With the surge in death and grief, Employee Assistance Programs (EAPs) are seeing a parallel surge in requests from employers for ongoing, expert grief support for bereaved employees. To meet that need, some EAPs are now offering digital solutions such as Help Texts for Grief, a 12-month text message program that delivers twice-weekly text support, information, ideas and small nudges to support engagement in coping behaviors, all tailored to user characteristics. Developed and curated by grief experts, the messages for grievers highlight that often what they’re experiencing is common and that help is available. Help Texts for Grief messages are grounded in contemporary models of grief and coping, especially the Dual Process Model of Coping with bereavement, which posits that adaptation to the death of a significant person involves the oscillation between two types of coping behaviors: those focusing on loss and those focusing on restoration.35-38 Health Texts messages addressing loss suggest, for example, carrying or wearing something that belonged to the deceased and talking to a friend to make sense of what happened. Those addressing restoration include engaging in hobbies, asking for help dealing with financial matters, and transitioning back to work. Figure 1 shows a Help Texts restoration-focused message with strategies for managing the cognitive impacts of grief when returning to work. In addition, to increase grief literacy, friends and family who want to support the grieving employee can receive texts with education on grief and practical tips for how to help the bereaved. Organizations providing the Help Texts for Grief program to clients have the option of delivering one customized, organization-specific text message per month, providing a channel for communicating about organization-specific information, resources, and programs for grief support. With regard to the C.A.R.E. model, the program can empower organizations to meet grievers’ needs for communication, recognition, and emotional support. Help texts message with a restoration orientation.
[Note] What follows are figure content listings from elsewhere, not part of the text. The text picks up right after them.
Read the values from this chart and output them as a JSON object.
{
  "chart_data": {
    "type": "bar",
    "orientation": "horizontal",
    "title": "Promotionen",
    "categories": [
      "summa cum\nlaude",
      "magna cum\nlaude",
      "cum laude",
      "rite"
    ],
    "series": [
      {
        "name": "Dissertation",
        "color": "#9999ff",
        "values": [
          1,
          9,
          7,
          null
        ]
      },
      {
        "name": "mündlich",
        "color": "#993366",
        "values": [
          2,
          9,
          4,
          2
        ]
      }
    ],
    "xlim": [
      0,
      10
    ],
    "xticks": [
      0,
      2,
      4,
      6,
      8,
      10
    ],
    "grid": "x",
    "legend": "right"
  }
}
In pilot testing involving a total of 100 grievers who had received Help Texts for Grief as a hospice benefit, the mean rating of program helpfulness, with 1 = ”very unhelpful” and 5 = ”very helpful”, was 4.7 (SD = .5). Eighty-six percent of grievers continued to receive in the program for more than 1 year. 39
It’s easier to think about gym memberships than it is to think about bereavement leave. But employers want to do the best they can for their employees. They’re finding ways to recognize grief in the workplace and to offer a diverse array of personalized and compassionate tools and support options.